Cambricon Technologies Corporation Limited
- Native name: 中科寒武纪科技股份有限公司
- Type: Public; State-owned enterprise
- Traded as: SSE: 688256 CSI A100
- Industry: GPUs
- Founded: 15 March 2016; 10 years ago
- Founders: Chen Yunji; Chen Tianshi; Liu Shaoli; Wang Zai;
- Headquarters: Beijing, China
- Key people: Chen Tianshi (Chairman & CEO)
- Revenue: CN¥1.18 billion (2024)
- Net income: CN¥−456.93 million (2024)
- Total assets: CN¥6.72 billion (2024)
- Total equity: CN¥5.43 billion (2024)
- Number of employees: 980 (2024)
- Website: www.cambricon.com

= Cambricon Technologies =

Chinese artificial intelligence chip manufacturer

Cambricon Technologies (Cambricon; Hánwǔjì Kējì (寒武纪科技)) is a partially state-owned publicly listed Chinese technology company headquartered in Beijing.

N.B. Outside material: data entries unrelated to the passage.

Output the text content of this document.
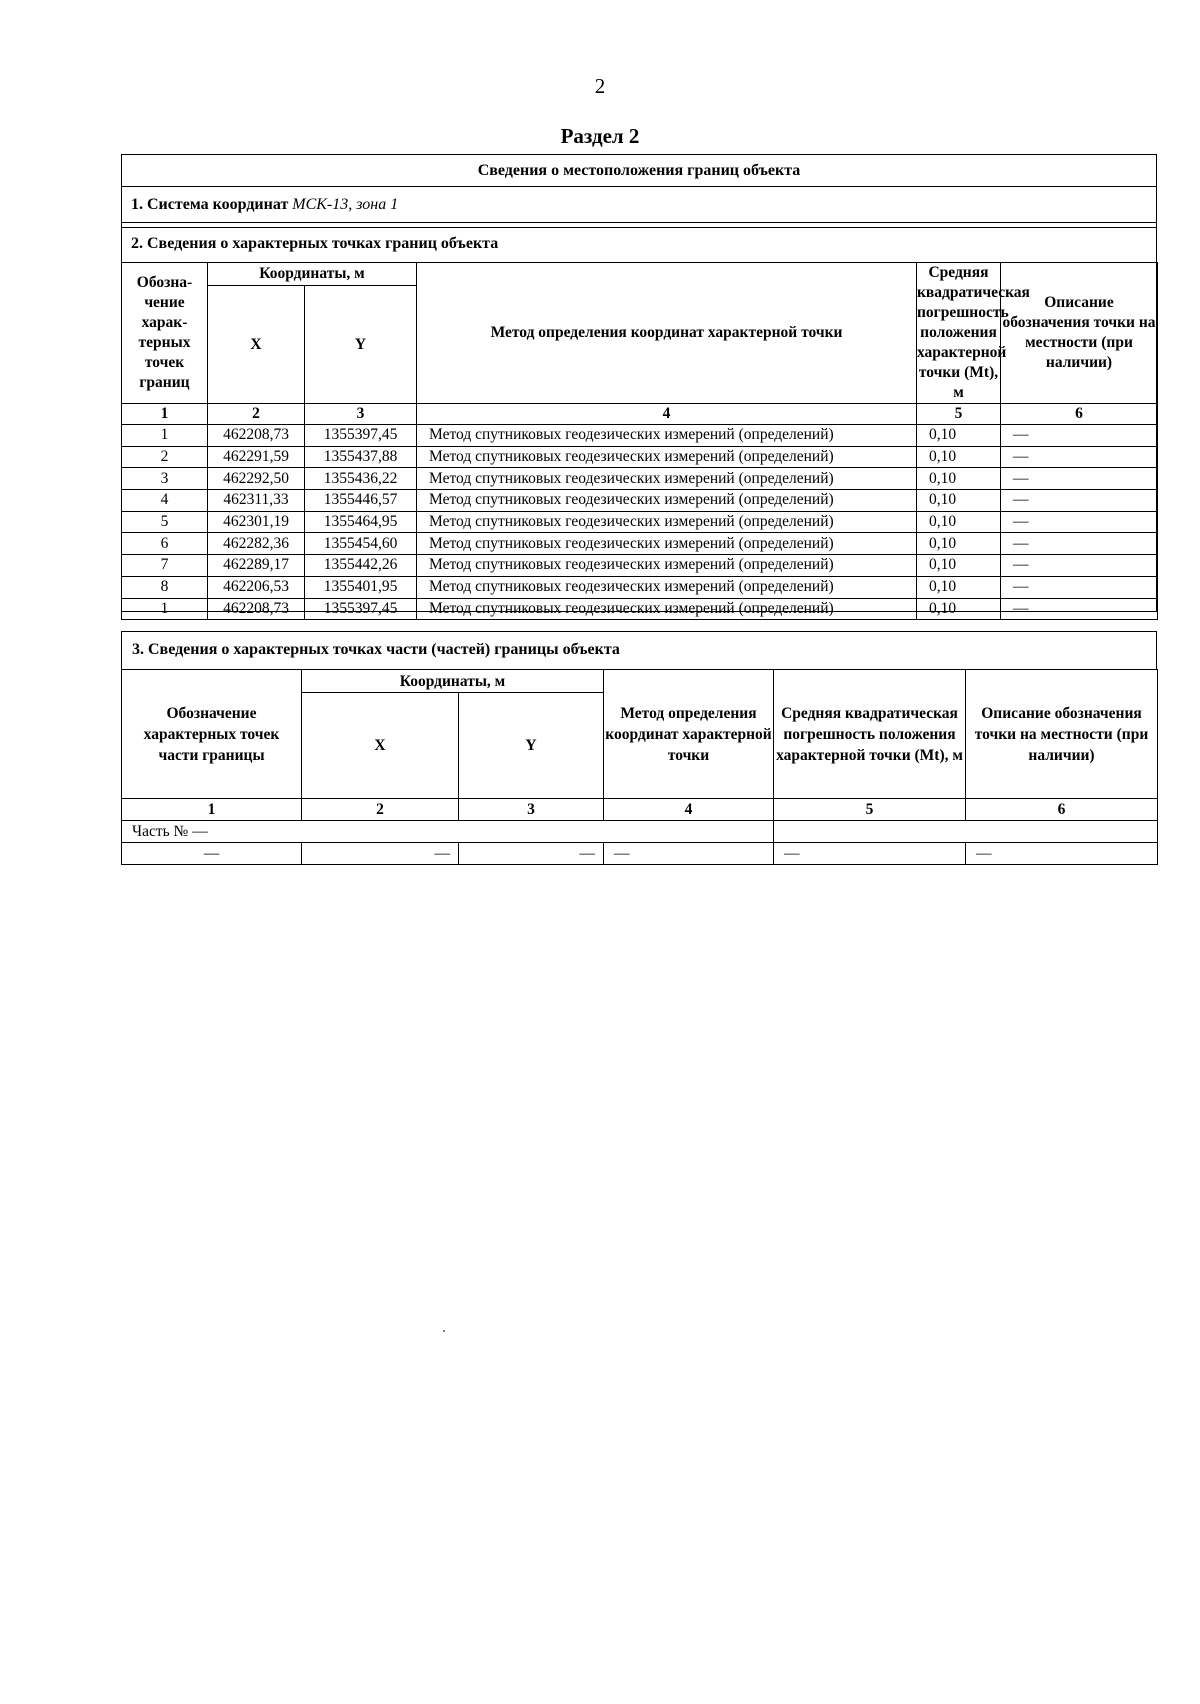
2
Раздел 2
Сведения о местоположения границ объекта
1. Система координат МСК-13, зона 1
2. Сведения о характерных точках границ объекта
Обозна-чение харак-терных точек границ	Координаты, м		Метод определения координат характерной точки	Средняя квадратическая погрешность положения характерной точки (Mt), м	Описание обозначения точки на местности (при наличии)
	X	Y			
1	2	3	4	5	6
1	462208,73	1355397,45	Метод спутниковых геодезических измерений (определений)	0,10	—
2	462291,59	1355437,88	Метод спутниковых геодезических измерений (определений)	0,10	—
3	462292,50	1355436,22	Метод спутниковых геодезических измерений (определений)	0,10	—
4	462311,33	1355446,57	Метод спутниковых геодезических измерений (определений)	0,10	—
5	462301,19	1355464,95	Метод спутниковых геодезических измерений (определений)	0,10	—
6	462282,36	1355454,60	Метод спутниковых геодезических измерений (определений)	0,10	—
7	462289,17	1355442,26	Метод спутниковых геодезических измерений (определений)	0,10	—
8	462206,53	1355401,95	Метод спутниковых геодезических измерений (определений)	0,10	—
1	462208,73	1355397,45	Метод спутниковых геодезических измерений (определений)	0,10	—
3. Сведения о характерных точках части (частей) границы объекта
Обозначение характерных точек части границы	Координаты, м		Метод определения координат характерной точки	Средняя квадратическая погрешность положения характерной точки (Mt), м	Описание обозначения точки на местности (при наличии)
	X	Y			
1	2	3	4	5	6
Часть № —					
—	—	—	—	—	—
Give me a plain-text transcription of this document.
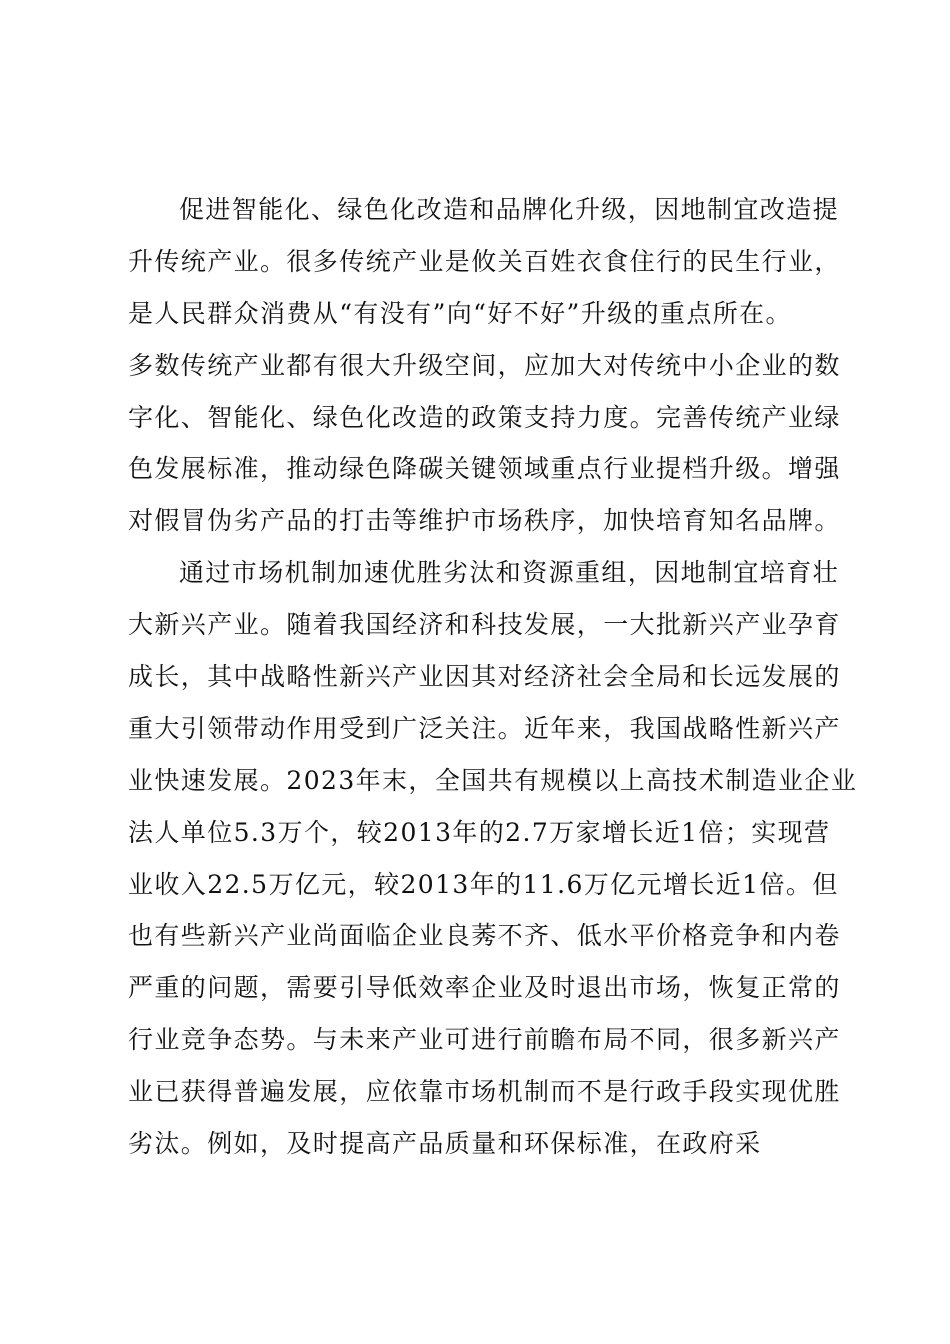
促进智能化、绿色化改造和品牌化升级，因地制宜改造提
升传统产业。很多传统产业是攸关百姓衣食住行的民生行业，
是人民群众消费从“有没有”向“好不好”升级的重点所在。
多数传统产业都有很大升级空间，应加大对传统中小企业的数
字化、智能化、绿色化改造的政策支持力度。完善传统产业绿
色发展标准，推动绿色降碳关键领域重点行业提档升级。增强
对假冒伪劣产品的打击等维护市场秩序，加快培育知名品牌。
通过市场机制加速优胜劣汰和资源重组，因地制宜培育壮
大新兴产业。随着我国经济和科技发展，一大批新兴产业孕育
成长，其中战略性新兴产业因其对经济社会全局和长远发展的
重大引领带动作用受到广泛关注。近年来，我国战略性新兴产
业快速发展。2023年末，全国共有规模以上高技术制造业企业
法人单位5.3万个，较2013年的2.7万家增长近1倍；实现营
业收入22.5万亿元，较2013年的11.6万亿元增长近1倍。但
也有些新兴产业尚面临企业良莠不齐、低水平价格竞争和内卷
严重的问题，需要引导低效率企业及时退出市场，恢复正常的
行业竞争态势。与未来产业可进行前瞻布局不同，很多新兴产
业已获得普遍发展，应依靠市场机制而不是行政手段实现优胜
劣汰。例如，及时提高产品质量和环保标准，在政府采
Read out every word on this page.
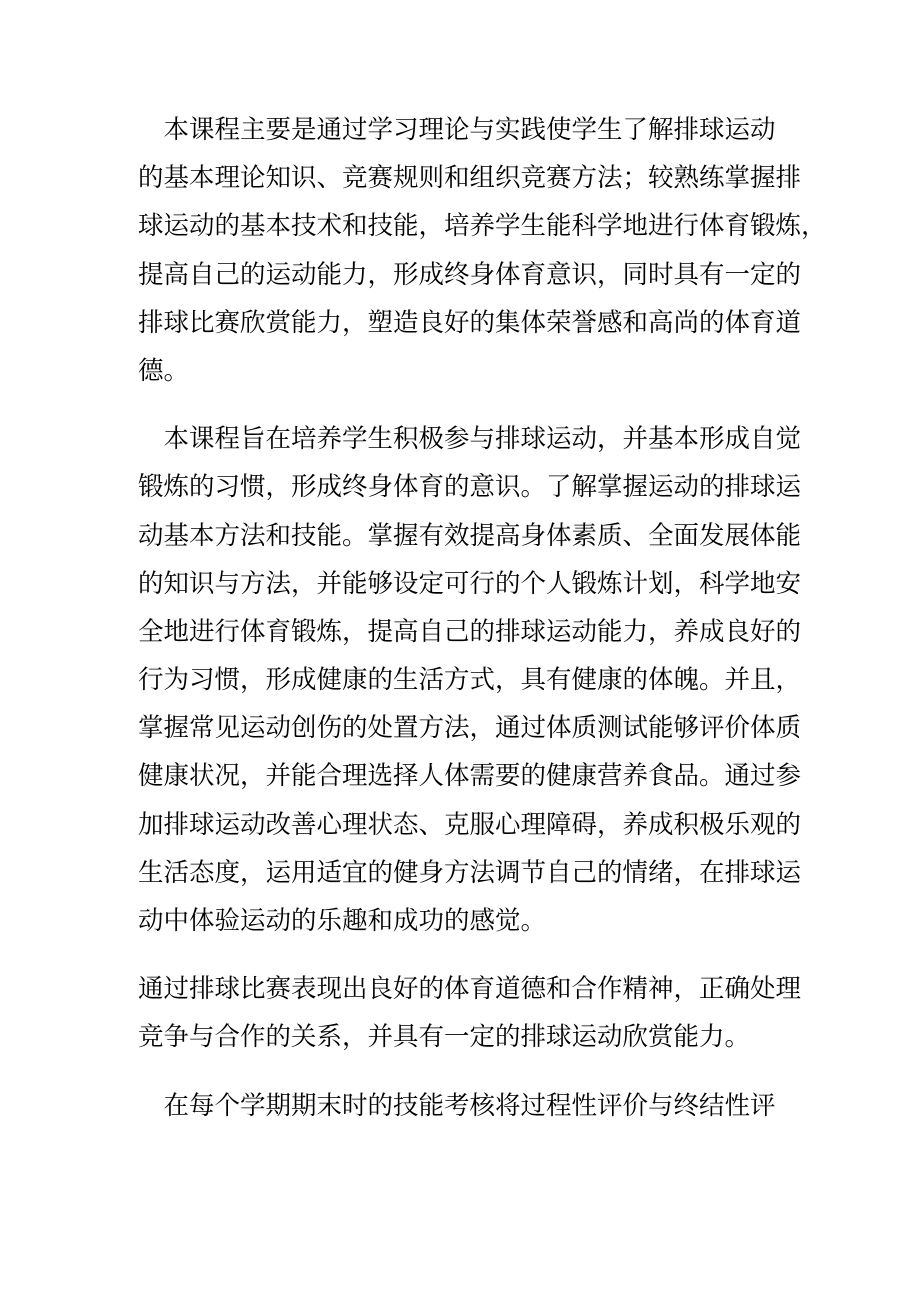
　本课程主要是通过学习理论与实践使学生了解排球运动
的基本理论知识、竞赛规则和组织竞赛方法；较熟练掌握排
球运动的基本技术和技能，培养学生能科学地进行体育锻炼，
提高自己的运动能力，形成终身体育意识，同时具有一定的
排球比赛欣赏能力，塑造良好的集体荣誉感和高尚的体育道
德。
　本课程旨在培养学生积极参与排球运动，并基本形成自觉
锻炼的习惯，形成终身体育的意识。了解掌握运动的排球运
动基本方法和技能。掌握有效提高身体素质、全面发展体能
的知识与方法，并能够设定可行的个人锻炼计划，科学地安
全地进行体育锻炼，提高自己的排球运动能力，养成良好的
行为习惯，形成健康的生活方式，具有健康的体魄。并且，
掌握常见运动创伤的处置方法，通过体质测试能够评价体质
健康状况，并能合理选择人体需要的健康营养食品。通过参
加排球运动改善心理状态、克服心理障碍，养成积极乐观的
生活态度，运用适宜的健身方法调节自己的情绪，在排球运
动中体验运动的乐趣和成功的感觉。
通过排球比赛表现出良好的体育道德和合作精神，正确处理
竞争与合作的关系，并具有一定的排球运动欣赏能力。
　在每个学期期末时的技能考核将过程性评价与终结性评
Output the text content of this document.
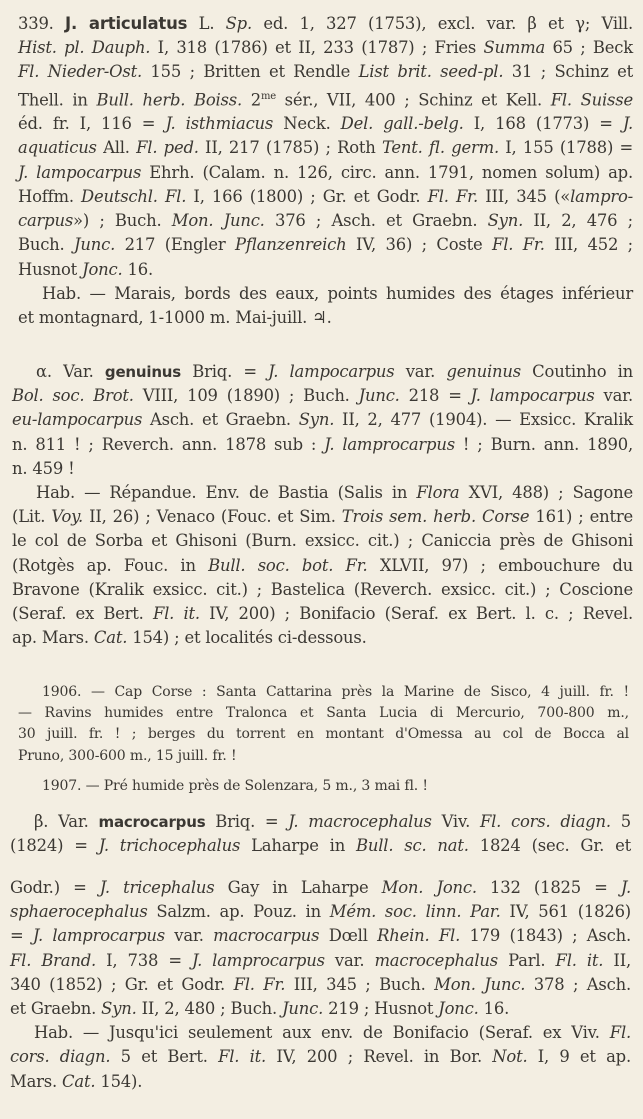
339. J. articulatus L. Sp. ed. 1, 327 (1753), excl. var. β et γ; Vill.
Hist. pl. Dauph. I, 318 (1786) et II, 233 (1787) ; Fries Summa 65 ; Beck
Fl. Nieder-Ost. 155 ; Britten et Rendle List brit. seed-pl. 31 ; Schinz et
Thell. in Bull. herb. Boiss. $2^{me}$ sér., VII, 400 ; Schinz et Kell. Fl. Suisse
éd. fr. I, 116 = J. isthmiacus Neck. Del. gall.-belg. I, 168 (1773) = J.
aquaticus All. Fl. ped. II, 217 (1785) ; Roth Tent. fl. germ. I, 155 (1788) =
J. lampocarpus Ehrh. (Calam. n. 126, circ. ann. 1791, nomen solum) ap.
Hoffm. Deutschl. Fl. I, 166 (1800) ; Gr. et Godr. Fl. Fr. III, 345 («lampro-
carpus») ; Buch. Mon. Junc. 376 ; Asch. et Graebn. Syn. II, 2, 476 ;
Buch. Junc. 217 (Engler Pflanzenreich IV, 36) ; Coste Fl. Fr. III, 452 ;
Husnot Jonc. 16.
Hab. — Marais, bords des eaux, points humides des étages inférieur
et montagnard, 1-1000 m. Mai-juill. ♃.
α. Var. genuinus Briq. = J. lampocarpus var. genuinus Coutinho in
Bol. soc. Brot. VIII, 109 (1890) ; Buch. Junc. 218 = J. lampocarpus var.
eu-lampocarpus Asch. et Graebn. Syn. II, 2, 477 (1904). — Exsicc. Kralik
n. 811 ! ; Reverch. ann. 1878 sub : J. lamprocarpus ! ; Burn. ann. 1890,
n. 459 !
Hab. — Répandue. Env. de Bastia (Salis in Flora XVI, 488) ; Sagone
(Lit. Voy. II, 26) ; Venaco (Fouc. et Sim. Trois sem. herb. Corse 161) ; entre
le col de Sorba et Ghisoni (Burn. exsicc. cit.) ; Caniccia près de Ghisoni
(Rotgès ap. Fouc. in Bull. soc. bot. Fr. XLVII, 97) ; embouchure du
Bravone (Kralik exsicc. cit.) ; Bastelica (Reverch. exsicc. cit.) ; Coscione
(Seraf. ex Bert. Fl. it. IV, 200) ; Bonifacio (Seraf. ex Bert. l. c. ; Revel.
ap. Mars. Cat. 154) ; et localités ci-dessous.
1906. — Cap Corse : Santa Cattarina près la Marine de Sisco, 4 juill. fr. !
— Ravins humides entre Tralonca et Santa Lucia di Mercurio, 700-800 m.,
30 juill. fr. ! ; berges du torrent en montant d'Omessa au col de Bocca al
Pruno, 300-600 m., 15 juill. fr. !
1907. — Pré humide près de Solenzara, 5 m., 3 mai fl. !
β. Var. macrocarpus Briq. = J. macrocephalus Viv. Fl. cors. diagn. 5
(1824) = J. trichocephalus Laharpe in Bull. sc. nat. 1824 (sec. Gr. et
Godr.) = J. tricephalus Gay in Laharpe Mon. Jonc. 132 (1825 = J.
sphaerocephalus Salzm. ap. Pouz. in Mém. soc. linn. Par. IV, 561 (1826)
= J. lamprocarpus var. macrocarpus Dœll Rhein. Fl. 179 (1843) ; Asch.
Fl. Brand. I, 738 = J. lamprocarpus var. macrocephalus Parl. Fl. it. II,
340 (1852) ; Gr. et Godr. Fl. Fr. III, 345 ; Buch. Mon. Junc. 378 ; Asch.
et Graebn. Syn. II, 2, 480 ; Buch. Junc. 219 ; Husnot Jonc. 16.
Hab. — Jusqu'ici seulement aux env. de Bonifacio (Seraf. ex Viv. Fl.
cors. diagn. 5 et Bert. Fl. it. IV, 200 ; Revel. in Bor. Not. I, 9 et ap.
Mars. Cat. 154).
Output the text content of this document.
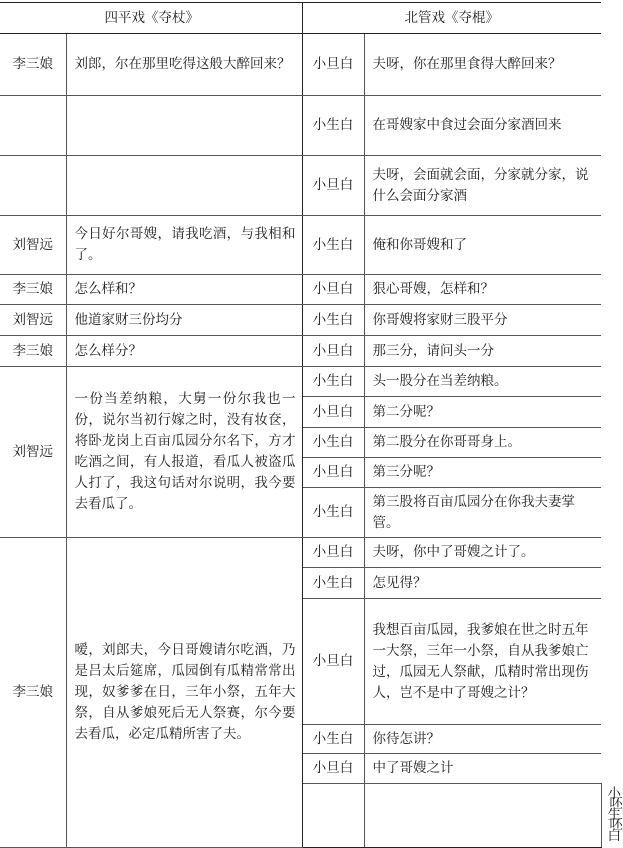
四平戏《夺杖》		北管戏《夺棍》		
李三娘	刘郎，尔在那里吃得这般大醉回来？	小旦白	夫呀，你在那里食得大醉回来？	
		小生白	在哥嫂家中食过会面分家酒回来	
		小旦白	夫呀，会面就会面，分家就分家，说什么会面分家酒	
刘智远	今日好尔哥嫂，请我吃酒，与我相和了。	小生白	俺和你哥嫂和了	
李三娘	怎么样和？	小旦白	狠心哥嫂，怎样和？	
刘智远	他道家财三份均分	小生白	你哥嫂将家财三股平分	
李三娘	怎么样分？	小旦白	那三分，请问头一分	
刘智远	一份当差纳粮，大舅一份尔我也一份，说尔当初行嫁之时，没有妆奁，将卧龙岗上百亩瓜园分尔名下，方才吃酒之间，有人报道，看瓜人被盗瓜人打了，我这句话对尔说明，我今要去看瓜了。	小生白	头一股分在当差纳粮。	
		小旦白	第二分呢？	
		小生白	第二股分在你哥哥身上。	
		小旦白	第三分呢？	
		小生白	第三股将百亩瓜园分在你我夫妻掌管。	
李三娘	嗳，刘郎夫，今日哥嫂请尔吃酒，乃是吕太后筵席，瓜园倒有瓜精常常出现，奴爹爹在日，三年小祭，五年大祭，自从爹娘死后无人祭赛，尔今要去看瓜，必定瓜精所害了夫。	小旦白	夫呀，你中了哥嫂之计了。	
		小生白	怎见得？	
		小旦白	我想百亩瓜园，我爹娘在世之时五年一大祭，三年一小祭，自从我爹娘亡过，瓜园无人祭献，瓜精时常出现伤人，岂不是中了哥嫂之计？	
		小生白	你待怎讲？	
		小旦白	中了哥嫂之计	
				小生白	呸呸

The company builds core processor chips and general-purpose graphics processing units (GPGPUs) for use in the field of artificial intelligence (AI). It has been compared to Nvidia due to their similar focus.

== History ==

Brothers Chen Yunji and Chen Tianshi entered the University of Science and Technology of China at an early age and received their doctorate degrees in computer science by the time they were 24. They then worked for the Chinese Academy of Sciences (CAS) with a focus on computing technology. The two were part of the Cambricon project which is named after the Cambrian explosion. The project formed in 2008 aimed to develop a brain-inspired processor chip specialized for deep learning. CAS set aside 10 million yuan to fund the project.

In March 2016, the Cambricon project was spun out as a business. The brothers co-founded the company Cambricon which was set up to bring chips from the Cambricon project to the commercial market. Yunji returned to academia shortly after the company's founding.

In June 2018, Cambricon was valued at US$2.5 billion making it one of China's most valuable AI startups. Early investors included Alibaba Group, Lenovo and iFlytek. By then it had produced AI chips to power smartphones and servers for large companies such as Huawei although the contact was terminated that year when Huawei decided to use its own AI chips from its subsidiary, HiSilicon which greatly affected Cambricon's revenue.

On 20 July 2020, Cambricon held its initial public offering (IPO) becoming a listed company on the Shanghai Stock Exchange STAR Market. There were concerns about Cambricon's prospects due to increasing competition in the field of AI chips as well as US sanctions. Despite this, the company had a strong debut with its share price rising 230% above its listing price valuing the company at US$12 billion. Overall the IPO raised $369 million.

On 15 December 2022, Cambricon was added to the US Bureau of Industry and Security Entity List.

In July 2023, Cambricon laid off half its workers at its autonomous car chip unit SingGo due to cost-cutting measures.

In September 2023, it was reported that early investors including SDIC Venture Capital Management, China Merchants Bank and Alibaba Group had sold all their shares in Cambricon. At this point Cambricon's share price was only half of its IPO price as the company struggled to turn a profit. Cambricon attributed the loses to increased investment in research and development to upgrade its products so they can remain competitive.

In February 2024, Cambricon reported an annual net loss for 2023 making it the seventh consecutive year of losses for the company although its losses were less than 2022. Due to US sanctions, the company struggled with access to advanced manufacturing processes making its products less competitive. The chips having inferior performance made it difficult to achieve widespread adoption. Cambricon had to heavily rely on government-affiliated clients for its revenue which was stable but not sufficient for sustained significant revenue growth.

In September 2024, Cambricon shares soared hitting the 20% daily limit after it was reported that the Chinese government was stepping up pressure on domestic companies to ditch Nvidia processors for local alternatives. During 2024, Cambricon shares rose 383% making it China's top stock in 2024.

In January 2025, it was reported that Cambricon achieved its first-ever quarterly profit in late 2024. In February 2026, Cambricon announced it would pay its maiden dividends after its first profitable year.